If I were given the diameter of the sphere and in order for the patches to cover the entire surface perfectly how to know how big each circular unit should be and how many of them are needed?

If I were given the diameter of the sphere and in order for the patches to cover the entire surface perfectly how to know how big each circular unit should be and how many of them are needed?

I don't think there is a single right answer. Obviously the smaller you make the circles the more of them can fit around the sphere. If you make the circle equal radius to the sphere then you can fit one (the equator).

But maybe you could look into the Tammes Problem, I think this deals with the same thing.

If the circles are to all be the same diameter, I don't think it is geometrically possible. This is not my specialty, so please someone show me I'm wrong.

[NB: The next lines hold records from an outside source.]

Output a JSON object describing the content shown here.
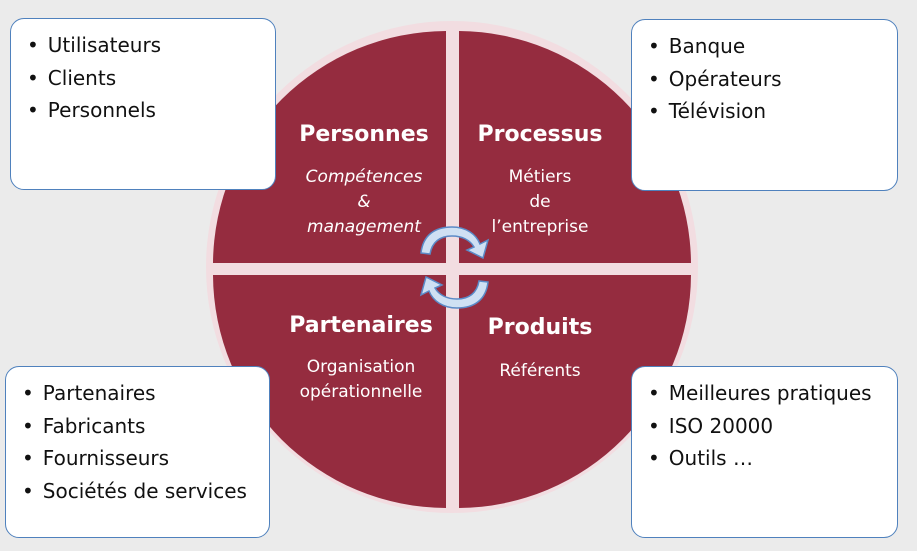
{
  "colors": {
    "quadrant_fill": "#952c3f",
    "box_border": "#4f81bd",
    "arrow_fill": "#cfe0f3",
    "arrow_stroke": "#5b8ac7",
    "background": "#ebebeb"
  },
  "quadrants": {
    "top_left": {
      "title": "Personnes",
      "subtitle": [
        "Compétences",
        "&",
        "management"
      ]
    },
    "top_right": {
      "title": "Processus",
      "subtitle": [
        "Métiers",
        "de",
        "l’entreprise"
      ]
    },
    "bottom_left": {
      "title": "Partenaires",
      "subtitle": [
        "Organisation",
        "opérationnelle"
      ]
    },
    "bottom_right": {
      "title": "Produits",
      "subtitle": [
        "Référents"
      ]
    }
  },
  "boxes": {
    "top_left": [
      "Utilisateurs",
      "Clients",
      "Personnels"
    ],
    "top_right": [
      "Banque",
      "Opérateurs",
      "Télévision"
    ],
    "bottom_left": [
      "Partenaires",
      "Fabricants",
      "Fournisseurs",
      "Sociétés de services"
    ],
    "bottom_right": [
      "Meilleures pratiques",
      "ISO 20000",
      "Outils …"
    ]
  },
  "icons": {
    "cycle_arrows": "circular-arrows-icon"
  }
}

Six circles fit exactly around one circle when all are in the same plane and have the same diameter. This works for any diameter circle.

However, when you constrain the circles to the surface of the sphere, they can no longer be in the same plane. From the pole, as the surrounding circles adhere to the sphere's surface AND maintain their tangency to the pole circle their centers must move down and closer to the pole axis. If their diameter does not change, they must overlap. Maintaining their tangency to each other is in conflict with the other constraints.

Draw the six-around-one circle figure on a flat sheet of paper (a plane). Now begin to fold that paper into a sphere... the paper must be deformed - along with the circles - to achieve the approximate the sphere shape.

Daen